Het Somalische veiligheidsapparaat is in een diepe crisis gestort na een nieuwe bloedige aanval van terreurgroep Al-Shabaab op een hotel in de hoofdstad Mogadishu. Daarbij vielen dit weekeinde zeker 29 doden, onder wie militairen en twaalf agenten.
Twee weken geleden vielen in Mogadishu mogelijk meer dan vierhonderd doden bij twee bomaanslagen met een vrachtauto en een bestelwagen. Het dodental viel toen zo hoog uit doordat ook een tankwagen explodeerde. In reactie daarop namen de minister van Defensie en de stafchef van het leger ontslag. Na de jongste aanslag zijn nu ook het hoofd van de nationale politie en het hoofd van de veiligheidsdienst uit hun functie gezet.
In Somalië is begin dit jaar een nieuwe president gekozen, die lange tijd in de VS woonde en die bij zijn aantreden een offensief tegen Al-Shabaab aankondigde. Maar het overheidsapparaat en de veiligheidsdiensten zijn verscheurd door interne tegenstellingen tussen de centrale regering en de federale staten en conflicten tussen de verschillende clans in het land. Militairen en politieagenten worden onderbetaald en tonen zich vaak corrupt – wat Al-Shabaab in de kaart speelt. Een ontevreden ex-soldaat zou twee weken terug betrokken zijn geweest bij de grote aanslag.
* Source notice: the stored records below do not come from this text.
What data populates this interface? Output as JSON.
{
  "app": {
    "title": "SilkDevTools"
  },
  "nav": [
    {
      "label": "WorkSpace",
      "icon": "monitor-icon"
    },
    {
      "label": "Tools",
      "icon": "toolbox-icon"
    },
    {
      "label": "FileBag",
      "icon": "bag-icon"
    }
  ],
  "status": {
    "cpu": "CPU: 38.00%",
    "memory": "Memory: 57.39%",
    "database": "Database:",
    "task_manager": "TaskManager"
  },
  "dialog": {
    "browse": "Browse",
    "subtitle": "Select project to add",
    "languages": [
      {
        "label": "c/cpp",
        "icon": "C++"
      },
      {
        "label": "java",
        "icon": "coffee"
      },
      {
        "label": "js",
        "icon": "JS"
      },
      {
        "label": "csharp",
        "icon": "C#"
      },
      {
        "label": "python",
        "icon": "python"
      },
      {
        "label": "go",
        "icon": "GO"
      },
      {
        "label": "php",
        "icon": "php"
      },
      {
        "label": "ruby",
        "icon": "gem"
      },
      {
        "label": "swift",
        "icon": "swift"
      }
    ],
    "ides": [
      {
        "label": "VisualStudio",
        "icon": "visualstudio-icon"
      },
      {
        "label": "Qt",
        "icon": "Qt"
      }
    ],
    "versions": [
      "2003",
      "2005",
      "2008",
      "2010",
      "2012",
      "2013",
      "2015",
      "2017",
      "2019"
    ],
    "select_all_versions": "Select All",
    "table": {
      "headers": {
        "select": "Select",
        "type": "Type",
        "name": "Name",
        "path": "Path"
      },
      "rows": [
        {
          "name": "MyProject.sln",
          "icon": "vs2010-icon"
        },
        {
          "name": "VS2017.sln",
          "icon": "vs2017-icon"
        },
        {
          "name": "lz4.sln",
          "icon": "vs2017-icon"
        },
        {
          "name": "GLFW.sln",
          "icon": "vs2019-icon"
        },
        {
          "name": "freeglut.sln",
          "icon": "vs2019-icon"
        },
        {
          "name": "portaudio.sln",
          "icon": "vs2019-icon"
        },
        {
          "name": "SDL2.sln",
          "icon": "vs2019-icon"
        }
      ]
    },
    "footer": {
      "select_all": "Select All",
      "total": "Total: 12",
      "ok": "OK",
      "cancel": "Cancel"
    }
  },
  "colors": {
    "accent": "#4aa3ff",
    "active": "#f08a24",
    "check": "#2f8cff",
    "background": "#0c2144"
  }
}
De aanval van dit weekeinde begon zaterdag aan het eind van de middag. Nadat een autobom tot ontploffing was gebracht, bestormden strijders een hotel dat zij vervolgens bijna twaalf uur lang bezet hielden. In het gebouw was juist een vergadering begonnen van regeringsfunctionarissen over verbetering van de veiligheidsstrategie.
Het ontslagen hoofd van de veiligheidsdienst schreef vorige week nog in een opiniestuk dat Al-Shabaab naar schatting 8.000 strijders telt en dat ze in het zuiden van het land, opererend vanaf het platteland, de facto een groot aantal steden in haar grip heeft. Hij beklaagde zich over een groot gebrek aan onderzoeksmiddelen.